Nola İstanbul, eski ve yeniyi buluşturan bir yapıya sahip. Restoranın arka cephesini boydan boya saran duvar ise restoranın esas odak noktası. Bundan yaklaşık 12 asır önce Cenevizliler, Galata Kulesi’ni sahilden gelecek saldırılara karşı korumak amacıyla kuleden sahile kadar uzanan iki metre kalınlığında ve yaklaşık üç kilometre uzunluğunda surlar inşa ediyor. Ancak İstanbul’un fethiyle birlikte surların kaderi de değişiyor ve yıkılması emrediliyor. Günümüze ise bu uzun surlardan yalnızca birkaç metre kalıyor. İşte Nola bu surlardan geriye kalan 35 metrelik tarihe sırtını dayayan özel mekanlardan. 

Dört ortaklı restoranın işletmeciliğini Hüseyin Dönmez üstleniyor. Yaklaşık 27 yıldır yiyecek içecek sektörünün içerisinde yer alan Dönmez, Bilkent Üniversitesi Turizm Otelcilik Bölümü mezunu. Profesyonel iş hayatına Nola ile ara veren Dönmez, “Burasının hem İstanbul’un kalbinde yer alması hem de çok tarihi bir noktada işletme sahibi olmak beni çok motive etti. Aslında profesyonel hayatı bırakmamın biraz da sebebi burası oldu” diyor.

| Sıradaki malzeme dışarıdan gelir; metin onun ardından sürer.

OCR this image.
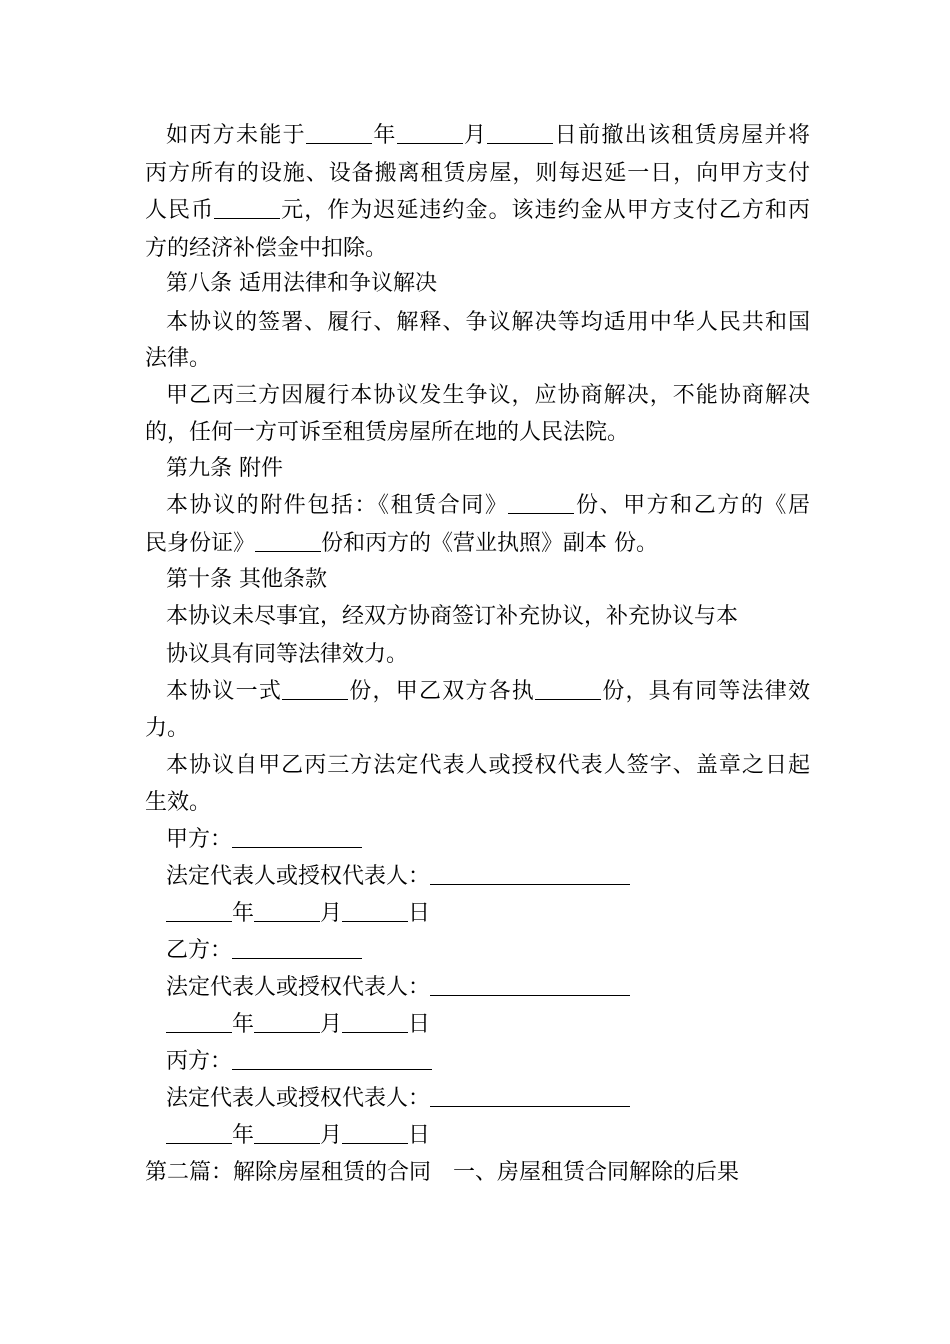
如丙方未能于	年	月	日前撤出该租赁房屋并将
丙方所有的设施、设备搬离租赁房屋，则每迟延一日，向甲方支付
人民币	元，作为迟延违约金。该违约金从甲方支付乙方和丙
方的经济补偿金中扣除。
第八条 适用法律和争议解决
本协议的签署、履行、解释、争议解决等均适用中华人民共和国
法律。
甲乙丙三方因履行本协议发生争议，应协商解决，不能协商解决
的，任何一方可诉至租赁房屋所在地的人民法院。
第九条 附件
本协议的附件包括：《租赁合同》	份、甲方和乙方的《居
民身份证》	份和丙方的《营业执照》副本 份。
第十条 其他条款
本协议未尽事宜，经双方协商签订补充协议，补充协议与本
协议具有同等法律效力。
本协议一式	份，甲乙双方各执	份，具有同等法律效
力。
本协议自甲乙丙三方法定代表人或授权代表人签字、盖章之日起
生效。
甲方：
法定代表人或授权代表人：
年	月	日
乙方：
法定代表人或授权代表人：
年	月	日
丙方：
法定代表人或授权代表人：
年	月	日
第二篇：解除房屋租赁的合同 一、房屋租赁合同解除的后果
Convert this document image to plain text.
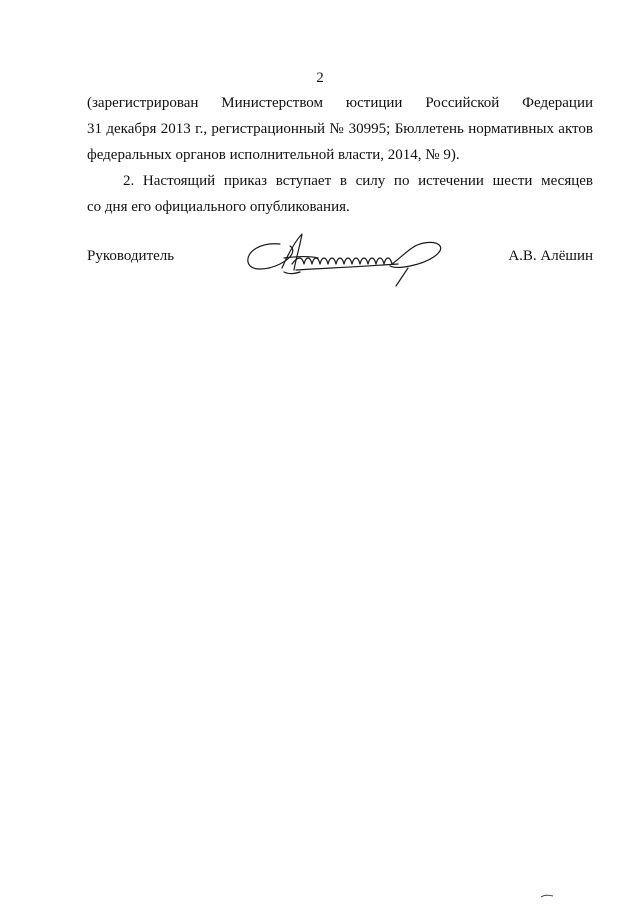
2
(зарегистрирован Министерством юстиции Российской Федерации
31 декабря 2013 г., регистрационный № 30995; Бюллетень нормативных актов
федеральных органов исполнительной власти, 2014, № 9).
2. Настоящий приказ вступает в силу по истечении шести месяцев
со дня его официального опубликования.
Руководитель	А.В. Алёшин
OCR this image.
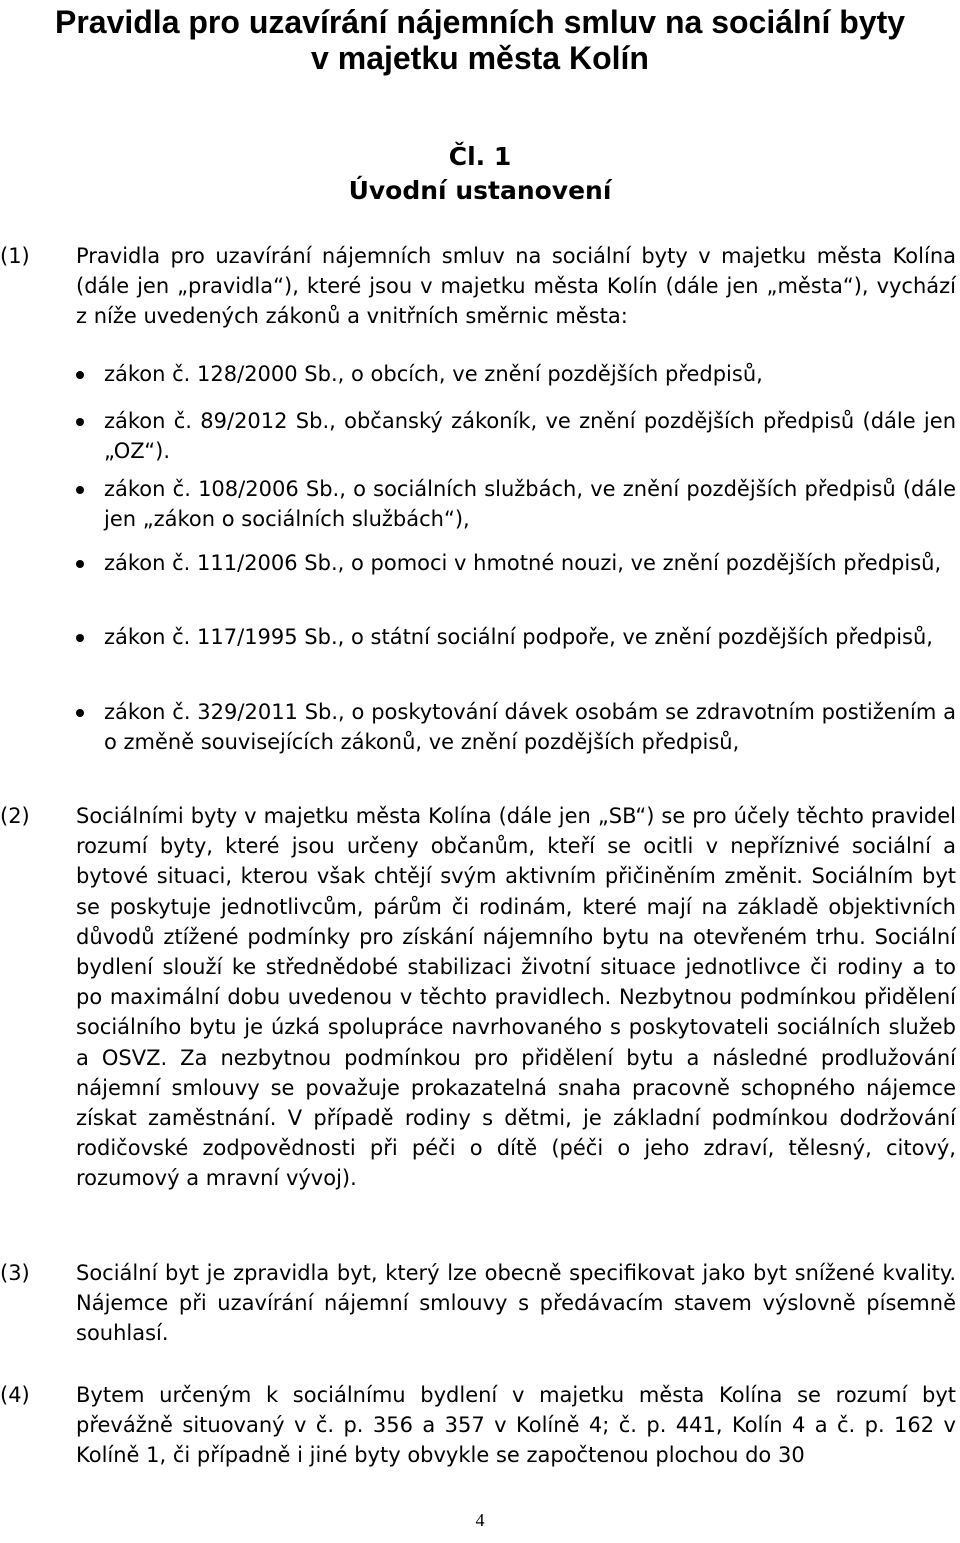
Pravidla pro uzavírání nájemních smluv na sociální byty
v majetku města Kolín
Čl. 1
Úvodní ustanovení
(1) Pravidla pro uzavírání nájemních smluv na sociální byty v majetku města Kolína (dále jen „pravidla“), které jsou v majetku města Kolín (dále jen „města“), vychází z níže uvedených zákonů a vnitřních směrnic města:
zákon č. 128/2000 Sb., o obcích, ve znění pozdějších předpisů,
zákon č. 89/2012 Sb., občanský zákoník, ve znění pozdějších předpisů (dále jen „OZ“).
zákon č. 108/2006 Sb., o sociálních službách, ve znění pozdějších předpisů (dále jen „zákon o sociálních službách“),
zákon č. 111/2006 Sb., o pomoci v hmotné nouzi, ve znění pozdějších předpisů,
zákon č. 117/1995 Sb., o státní sociální podpoře, ve znění pozdějších předpisů,
zákon č. 329/2011 Sb., o poskytování dávek osobám se zdravotním postižením a o změně souvisejících zákonů, ve znění pozdějších předpisů,
(2) Sociálními byty v majetku města Kolína (dále jen „SB“) se pro účely těchto pravidel rozumí byty, které jsou určeny občanům, kteří se ocitli v nepříznivé sociální a bytové situaci, kterou však chtějí svým aktivním přičiněním změnit. Sociálním byt se poskytuje jednotlivcům, párům či rodinám, které mají na základě objektivních důvodů ztížené podmínky pro získání nájemního bytu na otevřeném trhu. Sociální bydlení slouží ke střednědobé stabilizaci životní situace jednotlivce či rodiny a to po maximální dobu uvedenou v těchto pravidlech. Nezbytnou podmínkou přidělení sociálního bytu je úzká spolupráce navrhovaného s poskytovateli sociálních služeb a OSVZ. Za nezbytnou podmínkou pro přidělení bytu a následné prodlužování nájemní smlouvy se považuje prokazatelná snaha pracovně schopného nájemce získat zaměstnání. V případě rodiny s dětmi, je základní podmínkou dodržování rodičovské zodpovědnosti při péči o dítě (péči o jeho zdraví, tělesný, citový, rozumový a mravní vývoj).
(3) Sociální byt je zpravidla byt, který lze obecně specifikovat jako byt snížené kvality. Nájemce při uzavírání nájemní smlouvy s předávacím stavem výslovně písemně souhlasí.
(4) Bytem určeným k sociálnímu bydlení v majetku města Kolína se rozumí byt převážně situovaný v č. p. 356 a 357 v Kolíně 4; č. p. 441, Kolín 4 a č. p. 162 v Kolíně 1, či případně i jiné byty obvykle se započtenou plochou do 30
4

Daha önce birçok farklı amaçla kullanılan bina, 1920’li yıllara kadar askeri postal imalathanesi olarak kullanılıyor. Cumhuriyetle birlikte kısa bir dönem daha ayakkabı fabrikası olarak faaliyet gösteriyor. Ardından demir atölyesi, marangozhane olarak değerlendirilip, 1994 yılından sonra kaderine terk ediliyor. Uzun yıllar bakımsız kalan yer, tarihsel dokusuna hiçbir zarar verilmeden onarılıyor. Duvar ise toza, ışığa ve sese karşı zarar görmemesi için özel bir kimyevi madde ile kaplanarak koruma altına alınıyor.

Nola İstanbul’un ismi ilk olarak İtalya’nın Nola kentini akla getirse de işin aslı daha farklı. Restorana hep bir kadın ismi vermeyi isteyen ekip önce “Rita” ismini düşünüyor. Dönmez, “İsim için tescile başvurduğumuz sırada Rita isminin iki ay önce alındığını öğrendik. Biz de tescili olmayan isim listesi içerisinden bize en hoş gelen bu ismi seçtik” diyor.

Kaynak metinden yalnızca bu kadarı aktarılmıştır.